Stability and folding behavior analysis of zinc-finger using simple models

Abstract

Zinc-fingers play crucial roles in regulating gene expression and mediating protein-protein interactions. In this article, two different proteins (Sp1f2 and FSD-1) are investigated using the Gaussian network model and anisotropy elastic network model. By using these simple coarse-grained methods, we analyze the structural stabilization and establish the unfolding pathway of the two different proteins, in good agreement with related experimental and molecular dynamics simulation data. From the analysis, it is also found that the folding process of the zinc-finger motif is predominated by several factors. Both the zinc ion and C-terminal loop affect the folding pathway of the zinc-finger motif. Knowledge about the stability and folding behavior of zinc-fingers may help in understanding the folding mechanisms of the zinc-finger motif and in designing new zinc-fingers. Meanwhile, these simple coarse-grained analyses can be used as a general and quick method for mechanistic studies of metalloproteins.
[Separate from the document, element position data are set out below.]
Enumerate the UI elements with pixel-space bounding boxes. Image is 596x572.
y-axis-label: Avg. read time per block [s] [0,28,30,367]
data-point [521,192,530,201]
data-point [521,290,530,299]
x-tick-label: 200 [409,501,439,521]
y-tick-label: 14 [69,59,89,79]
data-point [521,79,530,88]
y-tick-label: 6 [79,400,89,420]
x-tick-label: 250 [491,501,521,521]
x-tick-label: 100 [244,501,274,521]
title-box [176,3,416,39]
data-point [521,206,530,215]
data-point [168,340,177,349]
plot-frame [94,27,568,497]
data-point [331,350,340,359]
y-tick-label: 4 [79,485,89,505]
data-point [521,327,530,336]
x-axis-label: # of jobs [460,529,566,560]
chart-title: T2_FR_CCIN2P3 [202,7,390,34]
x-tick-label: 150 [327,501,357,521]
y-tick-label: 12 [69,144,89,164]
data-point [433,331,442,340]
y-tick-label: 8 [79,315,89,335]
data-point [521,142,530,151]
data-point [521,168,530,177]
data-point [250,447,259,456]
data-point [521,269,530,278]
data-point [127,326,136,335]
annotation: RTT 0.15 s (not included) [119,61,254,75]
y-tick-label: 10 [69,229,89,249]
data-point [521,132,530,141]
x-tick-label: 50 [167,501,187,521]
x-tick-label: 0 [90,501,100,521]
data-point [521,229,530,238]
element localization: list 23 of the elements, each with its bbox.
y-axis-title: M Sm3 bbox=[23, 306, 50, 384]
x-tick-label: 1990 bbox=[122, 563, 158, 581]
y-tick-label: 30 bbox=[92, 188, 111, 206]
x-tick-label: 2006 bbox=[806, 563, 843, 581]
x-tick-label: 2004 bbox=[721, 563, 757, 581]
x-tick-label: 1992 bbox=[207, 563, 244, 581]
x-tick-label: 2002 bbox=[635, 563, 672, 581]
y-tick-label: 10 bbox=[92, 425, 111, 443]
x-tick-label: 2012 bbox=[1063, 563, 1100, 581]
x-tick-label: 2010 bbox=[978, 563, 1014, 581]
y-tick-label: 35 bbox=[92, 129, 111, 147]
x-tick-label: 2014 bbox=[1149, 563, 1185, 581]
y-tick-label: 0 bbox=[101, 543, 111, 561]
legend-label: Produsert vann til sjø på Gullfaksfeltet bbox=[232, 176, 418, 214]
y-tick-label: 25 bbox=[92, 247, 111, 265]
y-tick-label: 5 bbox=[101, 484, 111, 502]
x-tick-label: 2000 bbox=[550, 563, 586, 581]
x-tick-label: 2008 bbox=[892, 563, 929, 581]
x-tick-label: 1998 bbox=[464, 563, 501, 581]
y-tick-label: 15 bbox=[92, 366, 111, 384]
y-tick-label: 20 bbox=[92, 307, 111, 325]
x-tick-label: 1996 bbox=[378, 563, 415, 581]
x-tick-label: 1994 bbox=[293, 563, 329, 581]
Keywords: FSD-1; Gaussian network model; Sp1f2; anisotropy elastic network model; folding pathway; zinc finger.

Figure 1

(A) Ribbon representation of the main-chain fold of Sp1f2 (PDB code: 1sp2); (B) Ribbon representation of the main-chain fold of FSD-1 (PDB code: 1fsd).

Figure 2

Experimental (light line) and calculated (dark line) B-factors of Sp1f2.

Figure 3

The fastest five mode shapes of the Sp1f2. There are several peaks marked in the curve that correspond to the kinetically key residues.

Figure 4

(A) The slowest mode shapes of Sp1f2 with zinc binding; (B) The slowest mode shapes of Sp1f2 without zinc binding.

Figure 5

The contact maps of the native conformation (A), of the conformations with the LNNC to be 20 (B), 30 (C), 48 (D), 60 (E) and 72 (F) for Sp1f2, respectively. Each native contact is marked by the symbol * in the maps.

Figure 6

The contact maps of the native conformation (A), of the conformations with the LNNC to be 20 (B), 30 (C) and 50 (D) for FSD-1, respectively. Each native contact is marked by the symbol * in the maps.

Figure 7

The contact maps of the native conformation (A), of the conformations with the LNNC to be 20 (B), 30 (C), 48 (D), 60 (E) and 72 (F) for Sp1f2 without zinc binding, respectively. Each native contact is marked by the symbol * in the maps.

Figure 8

The cross-correlation maps calculated using all modes for native conformation (A) and several conformations with LNNC to be 20 (B), 30 (C), 48 (D), 60 (E) and 72 (F) during the unfolding process of Sp1f2. As shown in the bar on the right, the dark regions in the figure indicate negative correlation and the light regions present positive correlation. Both the x and y axes of the maps are residue indices.

Figure 9

The cross-correlation maps for native conformation (A) and several conformations with LNNC to be 20 (B), 30 (C) and 50 (D) during the unfolding process of FSD-1. As shown in the bar on the right, the dark regions in the figure indicate negative correlation and the light regions present positive correlation. Both the x and y axes of the maps are residue indices.

Figure 10

The cross-correlation maps for native conformation (A) and several conformations with LNNC to be 20 (B), 30 (C), 48 (D), 60 (E) and 72 (F) during the unfolding process of Sp1f2 without zinc binding. As shown in the bar on the right, the dark regions in the figure indicate negative correlation and the light regions present positive correlation. Both the x and y axes of the maps are residue indices.

Figure 11

The first slowest motive mode sketch maps of the Sp1f2 (A) and FSD-1 (B). The first slow motive modes are shown with the cone model. The length of cone is correlative with the motive magnitude and the motive direction is depicted with the orientation of cone.